SHAUN PEARSON insists departing Wrexham manager Dean Keates can leave the Racecourse “with his head held high”.

Wrexham failed to get the win they needed at Dagenham and Redbridge on Saturday to clinch a play-off spot with the 1-1 draw condemning the Reds to a 14th campaign in non-league.

Just 24 hours later and the club, owned by Hollywood stars Rob McElhenney and Ryan Reynolds, revealed that Keates, out of contract at the end of the season, will not be offered a new deal along with assistant manager Andy Davies and first team coach Carl Darlington who have also left The Racecourse.

Keates returned for a second spell as manager in October 2019 and Wrexham only just avoided relegation last term when the final table was calculated using a Points Per Game method.

The Reds challenged for promotion this season and although they came up short in the end, captain Pearson believes Keates deserves credit for turning things around.

“I have no idea what their criteria was in terms of Dean keeping his job,” said Pearson.

“But one thing the gaffer can do is walk away with his head held high because he has done a good job.

“I know some people automatically think Wrexham are a big club and should be in the top spots, and that was our ambition this season and we came up short.

“But he has turned it around from a team that really struggled last season to being at the top end this season, and with a little bit of fortune we might just have snuck in there.”

Wrexham were also challenging for promotion during Keates’ first spell at the helm but after he left to take charge of hometown club Walsall in March 2018, the Reds missed out on the play-offs.

Despite having three managers the following season, Wrexham clinched a top-seven finish - Bryan Hughes’ side lost 1-0 to Eastleigh in the play-off elimination round - and Pearson insists there are once again solid foundations in place for Keates’ successor.

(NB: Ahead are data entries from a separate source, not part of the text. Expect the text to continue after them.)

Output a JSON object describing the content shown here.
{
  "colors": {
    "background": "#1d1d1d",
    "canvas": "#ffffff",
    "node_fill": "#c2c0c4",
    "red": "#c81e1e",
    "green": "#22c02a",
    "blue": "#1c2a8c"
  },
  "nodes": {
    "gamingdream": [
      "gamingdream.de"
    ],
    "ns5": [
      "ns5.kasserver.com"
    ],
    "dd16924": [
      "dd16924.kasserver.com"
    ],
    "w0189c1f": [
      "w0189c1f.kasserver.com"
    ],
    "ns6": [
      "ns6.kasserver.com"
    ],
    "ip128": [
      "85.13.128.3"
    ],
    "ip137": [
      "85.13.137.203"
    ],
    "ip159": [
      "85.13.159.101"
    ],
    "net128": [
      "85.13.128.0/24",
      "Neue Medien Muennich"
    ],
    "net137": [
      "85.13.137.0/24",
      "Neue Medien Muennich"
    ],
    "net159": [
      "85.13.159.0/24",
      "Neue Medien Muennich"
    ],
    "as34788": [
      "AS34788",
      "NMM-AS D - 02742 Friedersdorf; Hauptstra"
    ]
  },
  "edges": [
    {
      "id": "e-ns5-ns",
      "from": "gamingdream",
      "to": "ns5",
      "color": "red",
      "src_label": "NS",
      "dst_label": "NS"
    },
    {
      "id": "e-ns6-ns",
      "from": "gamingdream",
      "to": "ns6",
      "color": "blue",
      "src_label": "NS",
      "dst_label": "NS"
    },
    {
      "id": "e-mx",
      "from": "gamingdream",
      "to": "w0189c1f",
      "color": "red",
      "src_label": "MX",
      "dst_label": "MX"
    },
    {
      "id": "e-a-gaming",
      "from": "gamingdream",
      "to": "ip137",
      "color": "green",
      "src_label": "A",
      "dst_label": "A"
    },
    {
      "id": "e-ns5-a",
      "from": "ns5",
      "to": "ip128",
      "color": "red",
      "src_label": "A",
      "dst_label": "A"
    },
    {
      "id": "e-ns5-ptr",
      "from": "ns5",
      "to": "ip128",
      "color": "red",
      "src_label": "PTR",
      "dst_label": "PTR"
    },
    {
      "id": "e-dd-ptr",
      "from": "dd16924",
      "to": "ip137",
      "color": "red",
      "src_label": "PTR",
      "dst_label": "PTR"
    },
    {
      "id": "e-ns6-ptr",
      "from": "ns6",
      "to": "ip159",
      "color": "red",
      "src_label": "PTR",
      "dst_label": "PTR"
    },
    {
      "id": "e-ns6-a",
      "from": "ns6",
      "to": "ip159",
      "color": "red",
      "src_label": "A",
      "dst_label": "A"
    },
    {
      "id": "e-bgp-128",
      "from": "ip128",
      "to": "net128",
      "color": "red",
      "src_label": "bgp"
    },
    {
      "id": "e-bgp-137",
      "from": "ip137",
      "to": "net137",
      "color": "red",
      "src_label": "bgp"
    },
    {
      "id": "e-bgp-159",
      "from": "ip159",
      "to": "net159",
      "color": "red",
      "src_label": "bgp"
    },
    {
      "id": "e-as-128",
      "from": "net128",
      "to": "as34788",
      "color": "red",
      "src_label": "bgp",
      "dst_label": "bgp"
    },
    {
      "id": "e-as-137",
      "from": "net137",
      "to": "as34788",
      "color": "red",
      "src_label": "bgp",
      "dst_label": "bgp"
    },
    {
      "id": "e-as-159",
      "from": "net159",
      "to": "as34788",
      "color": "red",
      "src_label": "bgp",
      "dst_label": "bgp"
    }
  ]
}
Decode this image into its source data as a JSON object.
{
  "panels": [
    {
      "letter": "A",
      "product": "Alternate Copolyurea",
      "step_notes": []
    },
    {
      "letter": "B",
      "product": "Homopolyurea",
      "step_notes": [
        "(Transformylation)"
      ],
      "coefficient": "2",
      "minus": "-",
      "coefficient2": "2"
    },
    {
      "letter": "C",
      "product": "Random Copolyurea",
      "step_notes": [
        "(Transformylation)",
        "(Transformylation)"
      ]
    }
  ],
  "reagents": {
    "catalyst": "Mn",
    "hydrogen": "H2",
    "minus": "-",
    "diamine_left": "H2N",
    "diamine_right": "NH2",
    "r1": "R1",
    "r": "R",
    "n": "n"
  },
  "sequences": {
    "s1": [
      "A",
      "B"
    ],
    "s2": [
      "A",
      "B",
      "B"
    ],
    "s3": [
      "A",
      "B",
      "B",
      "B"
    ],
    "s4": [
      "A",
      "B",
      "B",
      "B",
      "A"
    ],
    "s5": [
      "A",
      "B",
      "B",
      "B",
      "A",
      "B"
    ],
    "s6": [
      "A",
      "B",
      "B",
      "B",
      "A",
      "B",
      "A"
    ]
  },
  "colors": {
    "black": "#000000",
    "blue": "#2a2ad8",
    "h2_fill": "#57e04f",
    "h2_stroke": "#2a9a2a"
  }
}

“The last time Dean left the club he left it in a much better place than what he found it,” said Pearson.

“The foundations were there for Sam Ricketts to come in and move the club forward, and we had a good season following on.

“Any manager that comes in now, the foundations are there to move this team forward.

“We were ever so close to being in the play-offs and if you look our form, it’s not like we started really well and got progressively worse.

“We didn’t start great and we actually got progressively better as the season went on.

“Obviously we had to win at Dagenham but that probably wasn't the game that cost us when you look over the course of the season.”

Pearson expressed his gratitude to Keates who signed the centre-back in the summer of 2017 after leaving Grimsby Town.

“Ultimately Dean was the one that brought me to the football club and I will always be grateful for him giving me that opportunity,” said Pearson.

“It has been good for me, I have loved being at Wrexham and if it wasn’t for him, I wouldn’t have had that opportunity.

“I have had a good working relationship with him over the last four years and it is sad.

“But it is football, it is what happens and the football club will have to move forward.”

Whoever replaces Keates will be expected to have Wrexham challenging for promotion back to the Football League in 2021-22 but Pearson says it won’t get any easier with clubs spending big money in a bid to get out of the fifth tier.

“That is ultimately the aim,” said the 32-year-old.

“Since I have been here, that has been the aim every year regardless of the different budgets we have had each year.

“But every year our aim has to be ending up at the top end of the table.

“What I would say is there is no given right.

“Our budget is obviously going to be at the top end but if Stockport or Chesterfield don’t go up, they have already been chucking big money at it and I imagine those clubs will go again.

“No doubt it will be a tough league again, it seems to get stronger and stronger with more ex- Football League clubs each year, but quite clearly the expectation will be to be bang at the top end.”

Pearson, whose campaign was blighted by injury, hopes to be offered a new contract so that he spends a fifth season at The Racecourse.

“Fingers crossed, that is what I will be hoping for,” said Pearson, one of the many players that are out of contract.

“I have loved representing the club but you just have no idea until these conversations have been had.”